The skeptics fell silent when the organizers called upon the country’s most eminent architects, painters, sculptors, landscapists, and engineers to design the Exposition. Schooled, for the most part, at Paris’s École des Beaux-Arts, the participants shared a co
mmon ideal of harmony, order, and grandeur. “Look here, old fellow,” exclaimed the renowned sculptor Augustus Saint-Gaudens after one planning session. “Do you realize that this is the greatest meeting of artists since the fifteenth century?”
Gaudens’s heady belief that he was taking part in a grand aesthetic venture turned out to be fully justified. Within two years, he and his collaborators—among them the great environmental designer Frederick Law Olmsted, muralists John La Farge and Elihu Vedder, sculptor Daniel Chester French, and architects Daniel H. Burnham and Richard Morris Hunt—created a dazzling exhibition that astonished the world and had a lasting impact on the look of American cities.

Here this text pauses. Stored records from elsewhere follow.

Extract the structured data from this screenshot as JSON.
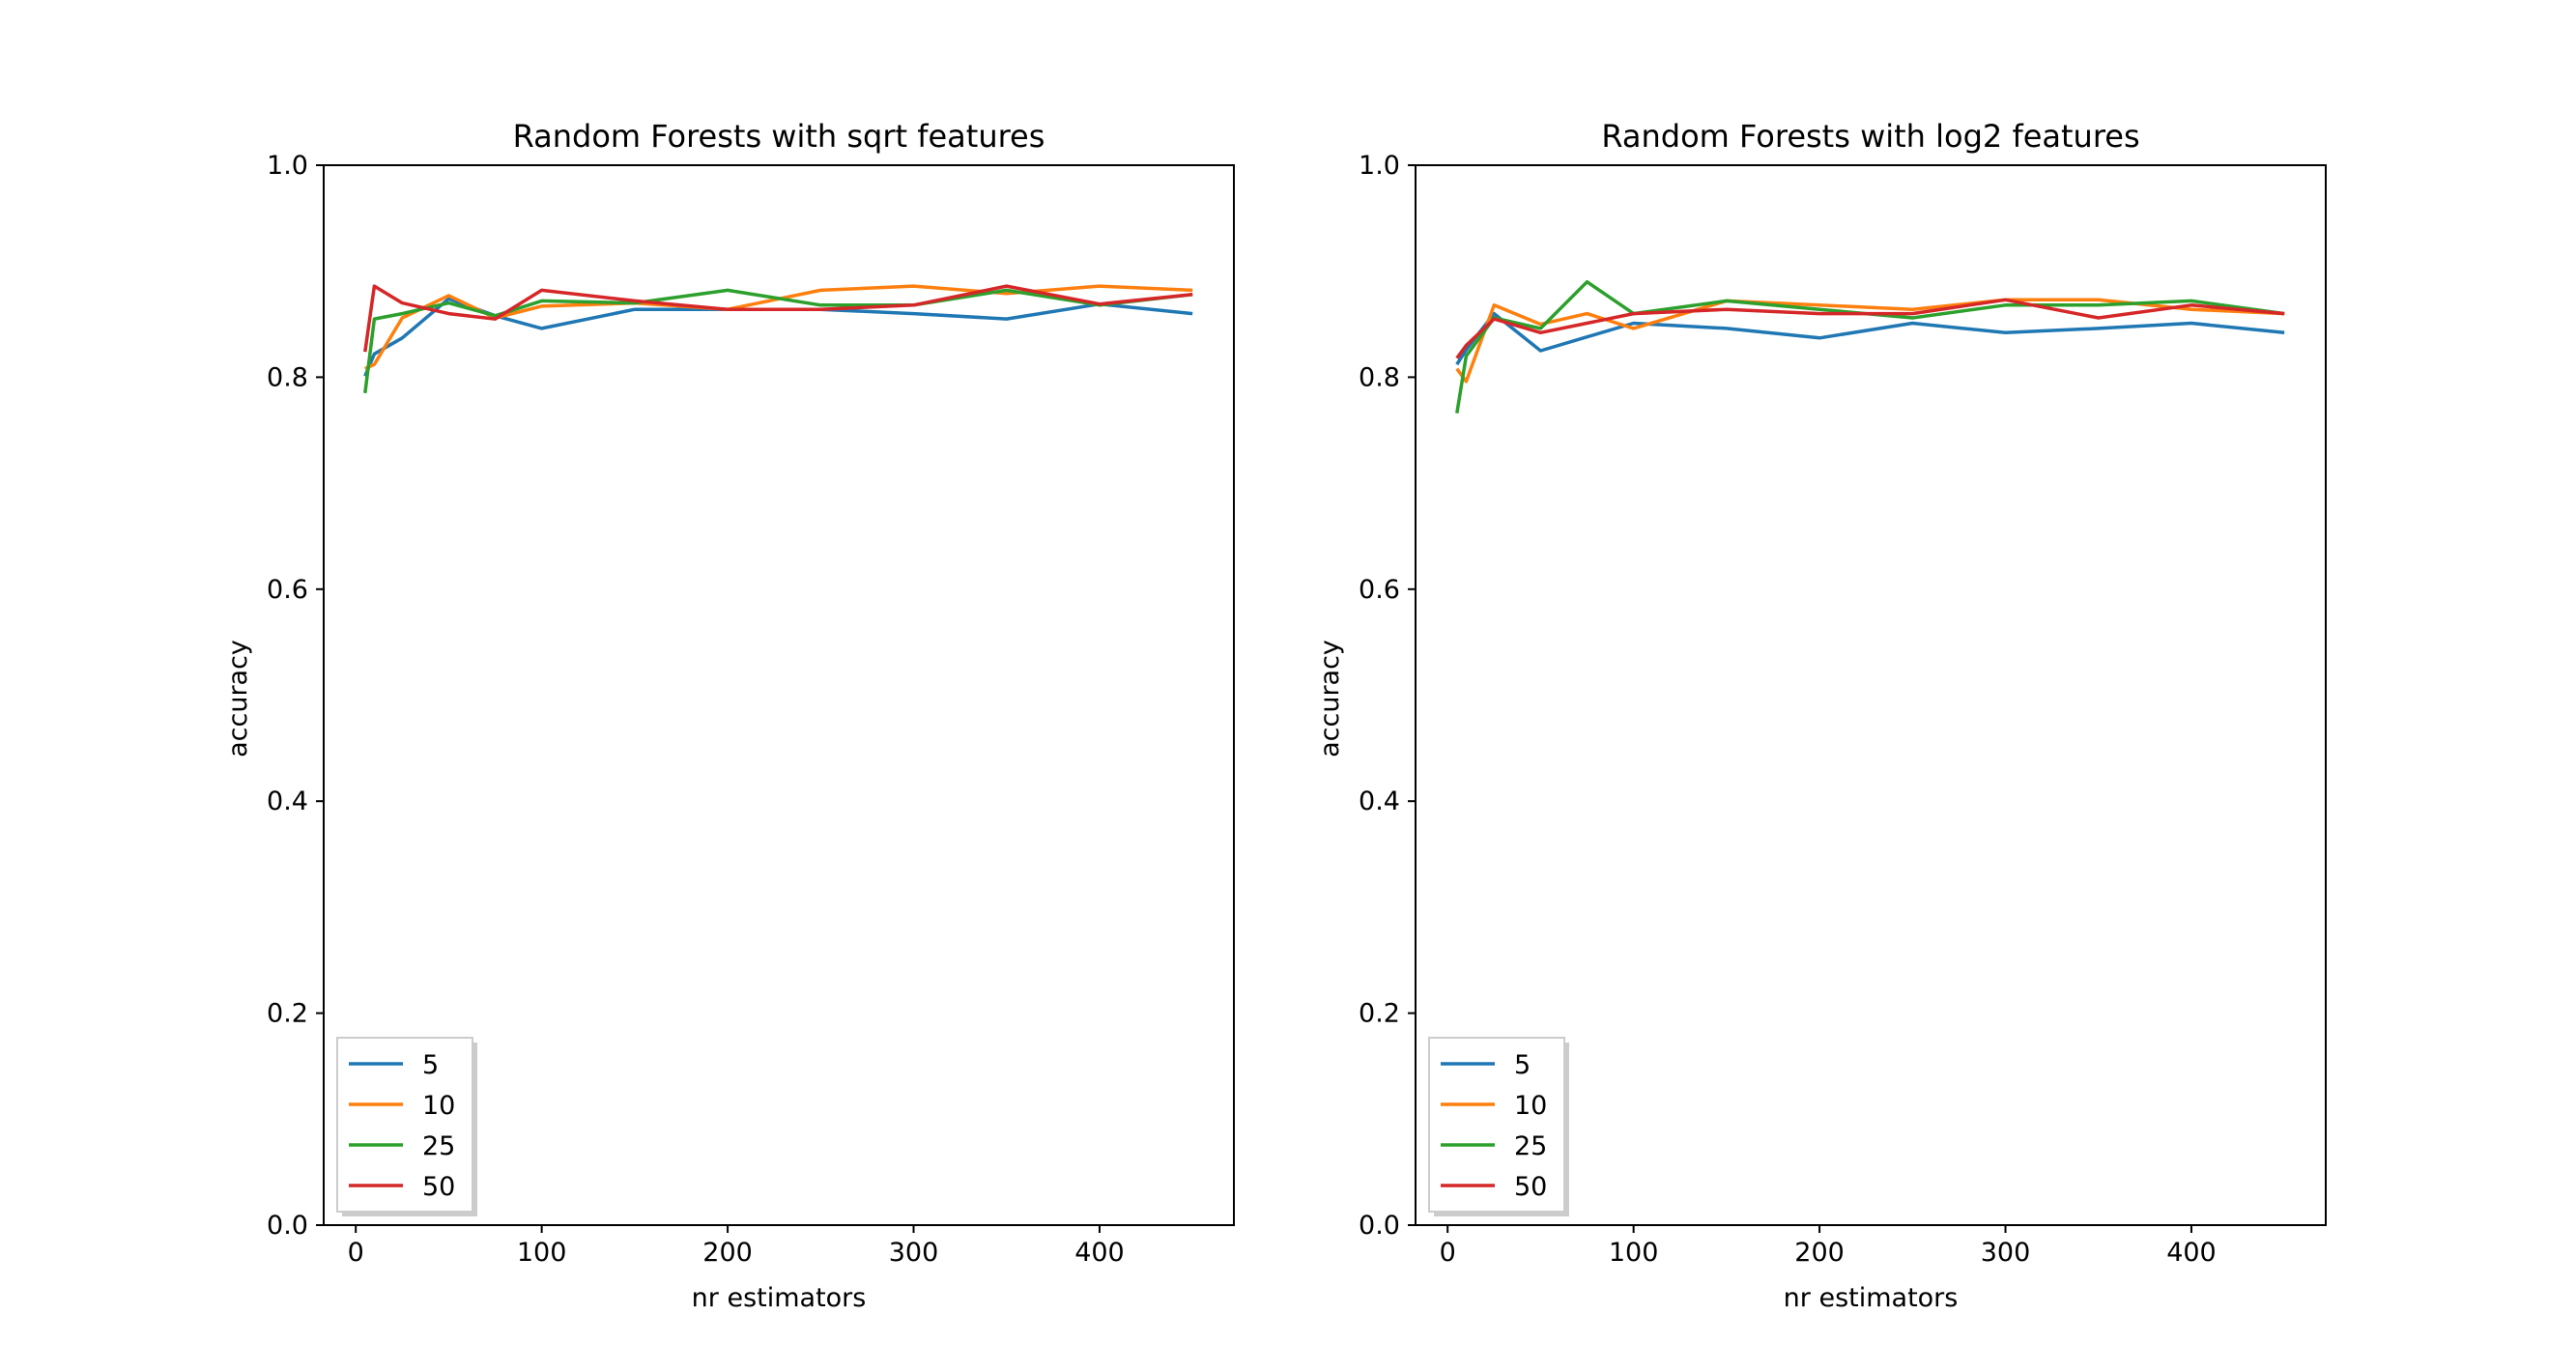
{
  "colors": {
    "series": [
      "#1f77b4",
      "#ff7f0e",
      "#2ca02c",
      "#d62728"
    ],
    "axis": "#000000",
    "background": "#ffffff"
  },
  "chart_data": [
    {
      "type": "line",
      "title": "Random Forests with sqrt features",
      "xlabel": "nr estimators",
      "ylabel": "accuracy",
      "xlim": [
        -17.25,
        472.25
      ],
      "ylim": [
        0.0,
        1.0
      ],
      "xticks": [
        0,
        100,
        200,
        300,
        400
      ],
      "xtick_labels": [
        "0",
        "100",
        "200",
        "300",
        "400"
      ],
      "yticks": [
        0.0,
        0.2,
        0.4,
        0.6,
        0.8,
        1.0
      ],
      "ytick_labels": [
        "0.0",
        "0.2",
        "0.4",
        "0.6",
        "0.8",
        "1.0"
      ],
      "grid": false,
      "legend_position": "lower-left",
      "x": [
        5,
        10,
        25,
        50,
        75,
        100,
        150,
        200,
        250,
        300,
        350,
        400,
        450
      ],
      "series": [
        {
          "name": "5",
          "values": [
            0.801,
            0.822,
            0.837,
            0.874,
            0.858,
            0.846,
            0.864,
            0.864,
            0.864,
            0.86,
            0.855,
            0.869,
            0.86
          ]
        },
        {
          "name": "10",
          "values": [
            0.808,
            0.812,
            0.856,
            0.877,
            0.856,
            0.867,
            0.87,
            0.864,
            0.882,
            0.886,
            0.879,
            0.886,
            0.882
          ]
        },
        {
          "name": "25",
          "values": [
            0.785,
            0.855,
            0.86,
            0.87,
            0.858,
            0.872,
            0.87,
            0.882,
            0.868,
            0.868,
            0.882,
            0.868,
            0.878
          ]
        },
        {
          "name": "50",
          "values": [
            0.824,
            0.886,
            0.87,
            0.86,
            0.855,
            0.882,
            0.872,
            0.864,
            0.864,
            0.868,
            0.886,
            0.869,
            0.878
          ]
        }
      ]
    },
    {
      "type": "line",
      "title": "Random Forests with log2 features",
      "xlabel": "nr estimators",
      "ylabel": "accuracy",
      "xlim": [
        -17.25,
        472.25
      ],
      "ylim": [
        0.0,
        1.0
      ],
      "xticks": [
        0,
        100,
        200,
        300,
        400
      ],
      "xtick_labels": [
        "0",
        "100",
        "200",
        "300",
        "400"
      ],
      "yticks": [
        0.0,
        0.2,
        0.4,
        0.6,
        0.8,
        1.0
      ],
      "ytick_labels": [
        "0.0",
        "0.2",
        "0.4",
        "0.6",
        "0.8",
        "1.0"
      ],
      "grid": false,
      "legend_position": "lower-left",
      "x": [
        5,
        10,
        25,
        50,
        75,
        100,
        150,
        200,
        250,
        300,
        350,
        400,
        450
      ],
      "series": [
        {
          "name": "5",
          "values": [
            0.812,
            0.826,
            0.86,
            0.825,
            0.838,
            0.851,
            0.846,
            0.837,
            0.851,
            0.842,
            0.846,
            0.851,
            0.842
          ]
        },
        {
          "name": "10",
          "values": [
            0.808,
            0.796,
            0.868,
            0.85,
            0.86,
            0.846,
            0.872,
            0.868,
            0.864,
            0.873,
            0.873,
            0.864,
            0.86
          ]
        },
        {
          "name": "25",
          "values": [
            0.766,
            0.82,
            0.856,
            0.846,
            0.89,
            0.86,
            0.872,
            0.864,
            0.856,
            0.868,
            0.868,
            0.872,
            0.86
          ]
        },
        {
          "name": "50",
          "values": [
            0.818,
            0.83,
            0.855,
            0.842,
            0.851,
            0.86,
            0.864,
            0.86,
            0.86,
            0.873,
            0.856,
            0.868,
            0.86
          ]
        }
      ]
    }
  ]
}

On a stretch of boggy shoreline, seven miles south of central Chicago, a glorious vision took shape—a dream city of classical grace and proportion, constructed (or so it seemed) of the purest white marble. Work officially commenced in February 1891 with the clearing, filling, and grading of the land. Construction of the first of the glittering exhibition halls was under way by July of that year. All told, seven thousand laborers toiled heroically to meet the October 1892 deadline.
To Chicagoans, this miraculous architectural feat—the erection, in less than two years, of an entire utopian city on a six-hundred-acre plot of swamp—was yet another demonstration of their city’s remarkable vigor and determination, a confirmation of its quintessentially American character. “During the storms of summer, through the frosts of winter,” declaimed Daniel H. Burnham, chief of construction for the fair, “the little band of American boys ran the race for victory with Father Time, and won it.”
Burnham had every reason to be proud, though his claim was a little overstated, since the fair was still unfinished on Dedication Day, October 21, 1892. Even so, the ceremonies were a smashing success. The festivities began with a spectacular, ten-mile-long military parade that passed through the city to the fair site. An estimated 800,000 people turned out to cheer as marching bands played, flags waved, cavalry-steeds pranced, and dignitaries rolled by in their carriages of state.